Assessment of High-Yielding and Stable Sugarcane Clones Using REML/BLUP and WAASB Strategies Across Diversified Crop Cycles for Broad Seasonal Adaptation
摘要
Sugarcane productivity is greatly affected by genotype-by-cropping year interaction, especially when considering the successive plant and ratoon cycles that differ in their seasonal and physiological characteristics. This study investigated 20 sugarcane clones across three different crop cycles (Plant I, Plant II, and ratoon) to evaluate yield performance, sugar quality characteristics, and stability using joint ANOVA, AMMI, and REML/BLUP-based WAASB analysis.
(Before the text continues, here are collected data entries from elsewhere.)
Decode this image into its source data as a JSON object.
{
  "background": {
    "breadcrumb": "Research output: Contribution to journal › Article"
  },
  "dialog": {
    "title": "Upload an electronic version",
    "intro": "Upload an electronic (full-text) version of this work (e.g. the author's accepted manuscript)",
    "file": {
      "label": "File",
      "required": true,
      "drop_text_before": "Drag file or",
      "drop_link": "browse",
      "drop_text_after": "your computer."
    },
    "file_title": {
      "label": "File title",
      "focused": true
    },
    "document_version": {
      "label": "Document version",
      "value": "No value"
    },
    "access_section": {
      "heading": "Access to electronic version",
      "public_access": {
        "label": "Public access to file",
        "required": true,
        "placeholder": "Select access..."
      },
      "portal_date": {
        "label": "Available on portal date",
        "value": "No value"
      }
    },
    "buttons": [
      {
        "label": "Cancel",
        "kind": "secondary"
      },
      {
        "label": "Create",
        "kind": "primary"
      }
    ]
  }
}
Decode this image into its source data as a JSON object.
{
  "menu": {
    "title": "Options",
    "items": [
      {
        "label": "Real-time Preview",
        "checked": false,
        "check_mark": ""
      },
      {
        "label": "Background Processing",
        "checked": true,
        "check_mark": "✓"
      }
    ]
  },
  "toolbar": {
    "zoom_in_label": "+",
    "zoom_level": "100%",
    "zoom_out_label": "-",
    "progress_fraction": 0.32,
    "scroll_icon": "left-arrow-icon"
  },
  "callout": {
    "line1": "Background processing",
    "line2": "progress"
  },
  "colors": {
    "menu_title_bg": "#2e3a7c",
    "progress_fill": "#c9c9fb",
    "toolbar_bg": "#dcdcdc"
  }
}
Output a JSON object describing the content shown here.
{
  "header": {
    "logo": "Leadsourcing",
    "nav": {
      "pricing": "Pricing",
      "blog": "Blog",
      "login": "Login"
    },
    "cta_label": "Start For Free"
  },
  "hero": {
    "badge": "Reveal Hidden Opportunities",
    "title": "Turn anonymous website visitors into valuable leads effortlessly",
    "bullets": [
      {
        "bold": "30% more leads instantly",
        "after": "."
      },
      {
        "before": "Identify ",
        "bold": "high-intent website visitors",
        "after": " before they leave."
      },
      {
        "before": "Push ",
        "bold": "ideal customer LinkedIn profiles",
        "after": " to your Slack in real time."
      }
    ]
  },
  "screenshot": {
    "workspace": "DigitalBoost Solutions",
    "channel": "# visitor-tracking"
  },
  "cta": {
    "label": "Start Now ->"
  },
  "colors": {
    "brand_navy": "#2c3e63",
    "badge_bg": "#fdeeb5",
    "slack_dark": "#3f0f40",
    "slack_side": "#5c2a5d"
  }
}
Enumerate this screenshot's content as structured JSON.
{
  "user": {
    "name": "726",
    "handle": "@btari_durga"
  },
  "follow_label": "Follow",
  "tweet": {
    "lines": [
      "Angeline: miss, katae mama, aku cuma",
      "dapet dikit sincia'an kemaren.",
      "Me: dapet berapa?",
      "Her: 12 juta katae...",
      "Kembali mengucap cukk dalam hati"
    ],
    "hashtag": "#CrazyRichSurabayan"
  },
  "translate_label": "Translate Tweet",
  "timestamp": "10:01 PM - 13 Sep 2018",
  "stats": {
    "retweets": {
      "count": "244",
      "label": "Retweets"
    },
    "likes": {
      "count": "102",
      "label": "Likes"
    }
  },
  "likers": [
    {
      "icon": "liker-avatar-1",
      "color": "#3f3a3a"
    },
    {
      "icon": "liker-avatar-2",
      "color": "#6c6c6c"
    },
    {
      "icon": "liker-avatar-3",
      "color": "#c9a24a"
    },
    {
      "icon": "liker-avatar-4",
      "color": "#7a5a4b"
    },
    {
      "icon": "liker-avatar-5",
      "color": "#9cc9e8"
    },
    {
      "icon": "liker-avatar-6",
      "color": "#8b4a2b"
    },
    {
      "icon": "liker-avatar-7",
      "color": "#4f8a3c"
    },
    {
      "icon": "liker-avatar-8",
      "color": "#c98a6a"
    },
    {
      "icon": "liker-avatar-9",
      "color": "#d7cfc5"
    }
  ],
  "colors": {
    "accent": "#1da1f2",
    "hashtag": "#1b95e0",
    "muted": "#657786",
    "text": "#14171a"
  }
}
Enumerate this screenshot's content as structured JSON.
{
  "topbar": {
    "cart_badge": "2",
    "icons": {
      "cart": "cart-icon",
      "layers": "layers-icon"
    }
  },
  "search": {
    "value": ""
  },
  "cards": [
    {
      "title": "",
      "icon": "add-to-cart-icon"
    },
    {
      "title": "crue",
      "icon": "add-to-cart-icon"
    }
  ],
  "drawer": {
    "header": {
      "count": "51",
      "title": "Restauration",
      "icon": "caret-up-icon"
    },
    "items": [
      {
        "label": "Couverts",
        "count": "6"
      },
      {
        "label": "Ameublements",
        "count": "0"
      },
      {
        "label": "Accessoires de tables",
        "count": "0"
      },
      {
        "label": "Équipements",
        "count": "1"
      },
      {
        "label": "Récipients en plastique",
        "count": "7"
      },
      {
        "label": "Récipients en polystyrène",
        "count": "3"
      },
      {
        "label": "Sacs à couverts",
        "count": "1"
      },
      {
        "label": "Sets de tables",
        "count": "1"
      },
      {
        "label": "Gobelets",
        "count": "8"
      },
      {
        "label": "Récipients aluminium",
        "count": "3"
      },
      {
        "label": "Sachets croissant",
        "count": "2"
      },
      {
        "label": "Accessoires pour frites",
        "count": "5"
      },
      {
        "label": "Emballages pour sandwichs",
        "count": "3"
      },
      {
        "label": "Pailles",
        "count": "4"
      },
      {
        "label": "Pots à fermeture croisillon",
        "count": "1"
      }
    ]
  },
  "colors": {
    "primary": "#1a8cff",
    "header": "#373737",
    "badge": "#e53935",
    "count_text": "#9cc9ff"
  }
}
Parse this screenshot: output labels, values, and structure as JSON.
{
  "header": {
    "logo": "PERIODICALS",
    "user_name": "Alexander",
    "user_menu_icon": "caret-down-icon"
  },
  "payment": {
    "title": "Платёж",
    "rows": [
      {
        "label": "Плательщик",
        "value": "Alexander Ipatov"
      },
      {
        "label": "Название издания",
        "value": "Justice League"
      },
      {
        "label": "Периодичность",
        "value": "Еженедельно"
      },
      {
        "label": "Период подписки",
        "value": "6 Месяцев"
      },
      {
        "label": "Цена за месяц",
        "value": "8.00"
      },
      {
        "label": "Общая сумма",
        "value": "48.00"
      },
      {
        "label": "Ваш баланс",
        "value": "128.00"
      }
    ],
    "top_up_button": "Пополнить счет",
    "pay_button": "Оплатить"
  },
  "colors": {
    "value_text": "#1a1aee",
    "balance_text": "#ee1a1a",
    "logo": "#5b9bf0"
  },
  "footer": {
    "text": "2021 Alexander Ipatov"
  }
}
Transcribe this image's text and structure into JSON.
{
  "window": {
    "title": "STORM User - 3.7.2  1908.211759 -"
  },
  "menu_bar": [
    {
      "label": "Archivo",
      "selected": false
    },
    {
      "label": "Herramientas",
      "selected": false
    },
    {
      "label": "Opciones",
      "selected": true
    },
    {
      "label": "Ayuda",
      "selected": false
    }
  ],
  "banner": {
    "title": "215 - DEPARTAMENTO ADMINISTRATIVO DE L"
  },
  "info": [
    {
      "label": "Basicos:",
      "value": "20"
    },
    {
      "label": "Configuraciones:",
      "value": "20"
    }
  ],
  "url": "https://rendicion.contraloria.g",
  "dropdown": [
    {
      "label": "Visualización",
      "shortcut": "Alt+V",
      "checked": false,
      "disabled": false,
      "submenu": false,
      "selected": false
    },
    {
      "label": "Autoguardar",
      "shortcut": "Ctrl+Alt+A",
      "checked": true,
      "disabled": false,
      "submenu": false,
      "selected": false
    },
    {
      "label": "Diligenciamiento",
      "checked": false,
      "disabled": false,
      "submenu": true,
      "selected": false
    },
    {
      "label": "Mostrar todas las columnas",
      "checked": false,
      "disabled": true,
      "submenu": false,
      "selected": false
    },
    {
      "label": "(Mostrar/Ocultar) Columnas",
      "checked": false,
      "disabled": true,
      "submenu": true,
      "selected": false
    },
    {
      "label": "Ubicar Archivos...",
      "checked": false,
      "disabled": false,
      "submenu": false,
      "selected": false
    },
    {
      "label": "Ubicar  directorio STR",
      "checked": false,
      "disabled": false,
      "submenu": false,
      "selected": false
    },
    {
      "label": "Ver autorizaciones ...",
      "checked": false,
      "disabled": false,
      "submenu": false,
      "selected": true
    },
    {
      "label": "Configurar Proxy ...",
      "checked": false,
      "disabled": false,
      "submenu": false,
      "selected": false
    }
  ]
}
Highly significant (p ≤ 0.01) genotype, year of cropping, and genotype-by-cropping year interaction were found for all characters. Clones 2018A 6, 2018A 157, and 2018A 88 performed better than commercial standards for cane yield and sugar yield characters. Cane yield had the highest heritability (h2 = 0.42), genetic coefficient of variation (11.74), selection accuracy (0.87), and a ratio of coefficient of variation (CV) greater than one, emphasizing its stability and potential for direct genetic improvement in sugarcane breeding programs. The Genotype × Environment Interaction Ratio (GEIr2) ratio was highest for the number of millable canes (0.56) and brix percentage (0.52), emphasizing high environmental sensitivity. Selection accuracy was above 0.70 for all characters, ensuring high predictive accuracy. Traits with high genotypic coefficients of variation, such as CCS yield (13.28%), offered the greatest potential for genetic gain. WAASB and BLUP biplots identified clones 2018A 6, 2018A 157, 2018A 88, and 2018A 133 as high-yielding, superior in sugar recovery, and stable across crop cycles, with Plant II emerging as the most discriminative environment. The integration of diversified crop cycles with REML/BLUP and WAASB methods enabled robust identification of sugarcane clones combining high productivity with stability under seasonal variability. These findings support the advancement of selected clones for further multi-location evaluation and strengthen breeding strategies aimed at broad seasonal adaptation in sugarcane.